Abigail - Felt like two franchise movies combined into one. The first half is the original movie that kicks off the franchise that people actually like, being an interesting movie about a kidnapped girl turning out to be a vampire that then massacres her kidnappers. But then you have the second half of the film, which feels like a later franchise sequel where they've clearly ran out of ideas, so the plot is that there's an even eviler vampire and now Abigail and the protagonist have to team up to killer the eviler vampire. Overall it's entertaining at least. The girl that plays Abagail is decent and clearly having fun with the role, and Dan Stevens is always good. Reminded me of Malignant with its constant genre and tone shifting.

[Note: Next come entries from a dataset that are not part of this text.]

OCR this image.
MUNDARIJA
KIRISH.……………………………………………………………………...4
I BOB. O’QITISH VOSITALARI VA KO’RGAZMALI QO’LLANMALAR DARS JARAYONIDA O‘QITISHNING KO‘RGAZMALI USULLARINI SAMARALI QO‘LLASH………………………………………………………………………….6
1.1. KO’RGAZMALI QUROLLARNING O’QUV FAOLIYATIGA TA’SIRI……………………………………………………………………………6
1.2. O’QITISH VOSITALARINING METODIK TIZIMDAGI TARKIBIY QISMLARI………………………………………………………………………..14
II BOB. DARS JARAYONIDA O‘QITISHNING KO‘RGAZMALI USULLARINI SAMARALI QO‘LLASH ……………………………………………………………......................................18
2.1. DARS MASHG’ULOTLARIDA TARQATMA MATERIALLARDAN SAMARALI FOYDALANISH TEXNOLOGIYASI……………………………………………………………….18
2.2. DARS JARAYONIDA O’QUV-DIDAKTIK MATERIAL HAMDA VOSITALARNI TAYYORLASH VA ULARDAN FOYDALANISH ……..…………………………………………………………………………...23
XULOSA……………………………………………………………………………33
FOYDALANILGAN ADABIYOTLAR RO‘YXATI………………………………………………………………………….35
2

In a Violent Nature - First and only film I've watched at 2x speed. The killer was good, a nice throwback to your basic '80s slasher, and the yoga kill was almost good enough to make up for the rest of the kills being generic and bland. What kills the movie, though, is the pacing. I like the idea of a methodical, deliberately paced slasher film... but this movie fails at it. There's a thin line between a deliberate, methodical pace and a slow, boring, ponderous pace, and this film smashes through that line and clambers far into the latter. When you have like a 10 minute scene of your killer slowly walking all the way around a lake to retrieve something he left on the other side of the lake, then it's time to rethink the way you're making your movie. Also, the script largely sucked and the practical effects were awful. Every decapitated head looked like something an 8 year old made with cheap plaster in arts & crafts class; I've seen people defend this as a deliberate homage to older slasher films but any old half-decent slasher had better practical effects than this.
Trap - The basic concept is great -- a serial killer trapped in a concert and trying to escape could've made for a good cat & mouse Hitchcockian thriller. Unfortunately, M. Night Shulamalum largely turns the film into a commercial for his daughter's music career. His daughter also can't act for shit, ruining the film even further. Josh Hartnett is at least pretty good as the psychopath hiding in plain sight. I didn't hate it but also not something I'd recommend.